Будто бы в подтверждение этих слов мужчина стал что-то орать про убийц, заговор и жадных воров, но, кажется, это окончательно убедило полицейских в оценке его психического состояния, и они вежливо, но решительно потянули его в сторону служебного авто.

– Он ничего тебе не сделал? – допытывался Бартек (скорее для поддержания разговора, потому что было очевидно, что я цел).

Ушастый и Яцек крутили головами и со смесью страха и восхищения бормотали:

– Е-мое!

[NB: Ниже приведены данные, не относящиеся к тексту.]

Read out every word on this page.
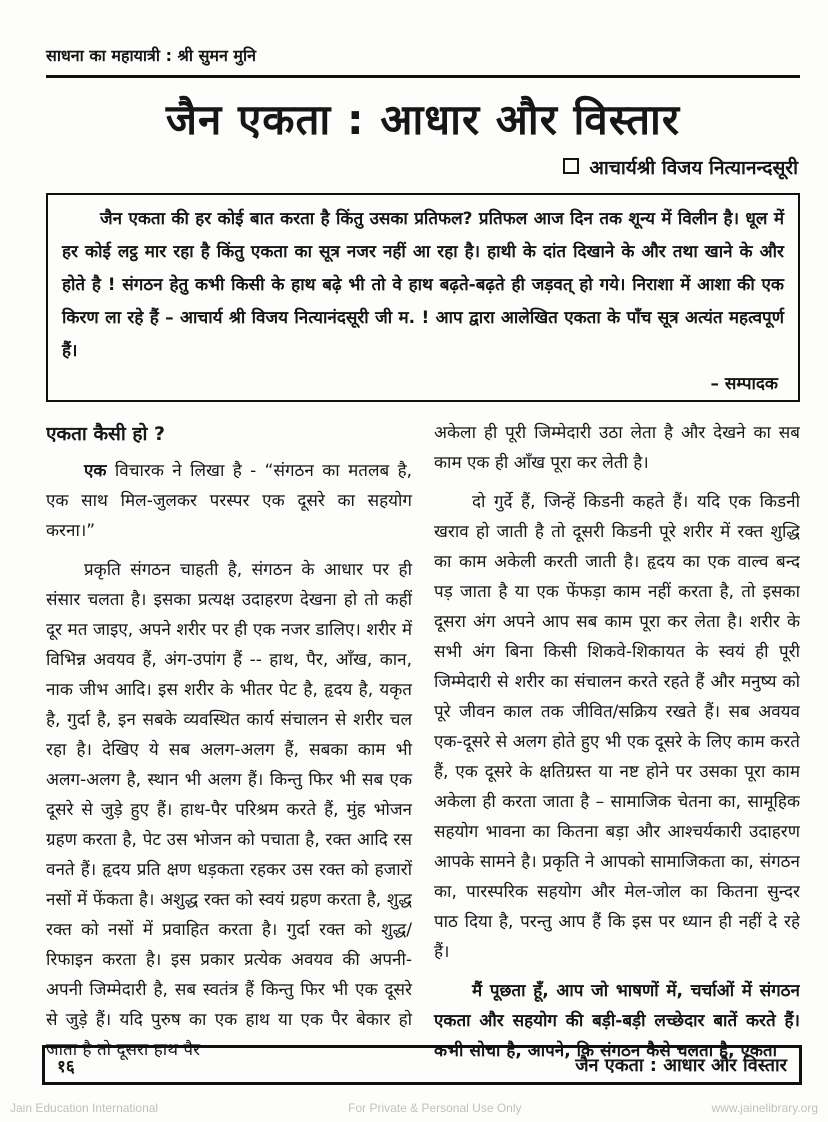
साधना का महायात्री : श्री सुमन मुनि
जैन एकता : आधार और विस्तार
आचार्यश्री विजय नित्यानन्दसूरी

जैन एकता की हर कोई बात करता है किंतु उसका प्रतिफल? प्रतिफल आज दिन तक शून्य में विलीन है। धूल में हर कोई लट्ठ मार रहा है किंतु एकता का सूत्र नजर नहीं आ रहा है। हाथी के दांत दिखाने के और तथा खाने के और होते है ! संगठन हेतु कभी किसी के हाथ बढ़े भी तो वे हाथ बढ़ते-बढ़ते ही जड़वत् हो गये। निराशा में आशा की एक किरण ला रहे हैं – आचार्य श्री विजय नित्यानंदसूरी जी म. ! आप द्वारा आलेखित एकता के पाँच सूत्र अत्यंत महत्वपूर्ण हैं।

– सम्पादक
एकता कैसी हो ?

एक विचारक ने लिखा है - “संगठन का मतलब है, एक साथ मिल-जुलकर परस्पर एक दूसरे का सहयोग करना।”

प्रकृति संगठन चाहती है, संगठन के आधार पर ही संसार चलता है। इसका प्रत्यक्ष उदाहरण देखना हो तो कहीं दूर मत जाइए, अपने शरीर पर ही एक नजर डालिए। शरीर में विभिन्न अवयव हैं, अंग-उपांग हैं -- हाथ, पैर, आँख, कान, नाक जीभ आदि। इस शरीर के भीतर पेट है, हृदय है, यकृत है, गुर्दा है, इन सबके व्यवस्थित कार्य संचालन से शरीर चल रहा है। देखिए ये सब अलग-अलग हैं, सबका काम भी अलग-अलग है, स्थान भी अलग हैं। किन्तु फिर भी सब एक दूसरे से जुड़े हुए हैं। हाथ-पैर परिश्रम करते हैं, मुंह भोजन ग्रहण करता है, पेट उस भोजन को पचाता है, रक्त आदि रस वनते हैं। हृदय प्रति क्षण धड़कता रहकर उस रक्त को हजारों नसों में फेंकता है। अशुद्ध रक्त को स्वयं ग्रहण करता है, शुद्ध रक्त को नसों में प्रवाहित करता है। गुर्दा रक्त को शुद्ध/रिफाइन करता है। इस प्रकार प्रत्येक अवयव की अपनी-अपनी जिम्मेदारी है, सब स्वतंत्र हैं किन्तु फिर भी एक दूसरे से जुड़े हैं। यदि पुरुष का एक हाथ या एक पैर बेकार हो जाता है तो दूसरा हाथ पैर

अकेला ही पूरी जिम्मेदारी उठा लेता है और देखने का सब काम एक ही आँख पूरा कर लेती है।

दो गुर्दे हैं, जिन्हें किडनी कहते हैं। यदि एक किडनी खराव हो जाती है तो दूसरी किडनी पूरे शरीर में रक्त शुद्धि का काम अकेली करती जाती है। हृदय का एक वाल्व बन्द पड़ जाता है या एक फेंफड़ा काम नहीं करता है, तो इसका दूसरा अंग अपने आप सब काम पूरा कर लेता है। शरीर के सभी अंग बिना किसी शिकवे-शिकायत के स्वयं ही पूरी जिम्मेदारी से शरीर का संचालन करते रहते हैं और मनुष्य को पूरे जीवन काल तक जीवित/सक्रिय रखते हैं। सब अवयव एक-दूसरे से अलग होते हुए भी एक दूसरे के लिए काम करते हैं, एक दूसरे के क्षतिग्रस्त या नष्ट होने पर उसका पूरा काम अकेला ही करता जाता है – सामाजिक चेतना का, सामूहिक सहयोग भावना का कितना बड़ा और आश्चर्यकारी उदाहरण आपके सामने है। प्रकृति ने आपको सामाजिकता का, संगठन का, पारस्परिक सहयोग और मेल-जोल का कितना सुन्दर पाठ दिया है, परन्तु आप हैं कि इस पर ध्यान ही नहीं दे रहे हैं।

मैं पूछता हूँ, आप जो भाषणों में, चर्चाओं में संगठन एकता और सहयोग की बड़ी-बड़ी लच्छेदार बातें करते हैं। कभी सोचा है, आपने, कि संगठन कैसे चलता है, एकता

१६	जैन एकता : आधार और विस्तार
Jain Education International	For Private & Personal Use Only	www.jainelibrary.org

Вот это псих!

– Чего он от тебя хотел? – услышал я голос Драбовского.

Бартек позвонил ему, но Драбовский успел лишь к самому концу, и не понимал, с чего все началось.

– Он просто набросился на него! Пытался отнять листовки! Орал на всю «Сковородку»! – перебивали друг друга Бартек, Яцек и Ушастый.

– Эй, эй, спокойнее, не все хором, – присмирил их шеф. – Филип?

– Все так, – подтвердил я. – Он хотел, чтобы я отдал ему флаеры. Постоянно твердил о своей дочери. Якобы с ней что-то произошло из-за этого «Слимомикса».

– Вот это псих! – прыснул Ушастый.

– Больной какой-то, – добавил Бартек, потом прозвучало еще несколько слов из богатого арсенала нашего языка, подходящих для описания нетипичной ситуации.

Кажется, только Яцек пытался принять во внимание другие аспекты печального события.

– А если с его дочерью действительно что-то случилось? – взволнованно спросил он. – И этот «Слимомикс» правда какой-то не такой?

Мы стали закатывать глаза на эти святошины страхи, но шеф отнесся к ним с вниманием и уважением. Он сказал, что мы, люди рекламы, имеем право на этические сомнения, но не можем разбираться во всем и иногда должны доверять авторитетам. Хотя, конечно, есть люди, которые всеми силами хотят это доверие подорвать. Они целенаправленно мутят воду, распускают слухи и портят имидж. На вопрос Ушастого, зачем им это, он ответил:

– Все просто. Чтобы уничтожить конкурентов. Они говорят: «“Слимомикс” плохой, но, к счастью, у нас есть “Витослим”».

 

Кажется, по нашим лицам он понял, что мы не слышали этого названия.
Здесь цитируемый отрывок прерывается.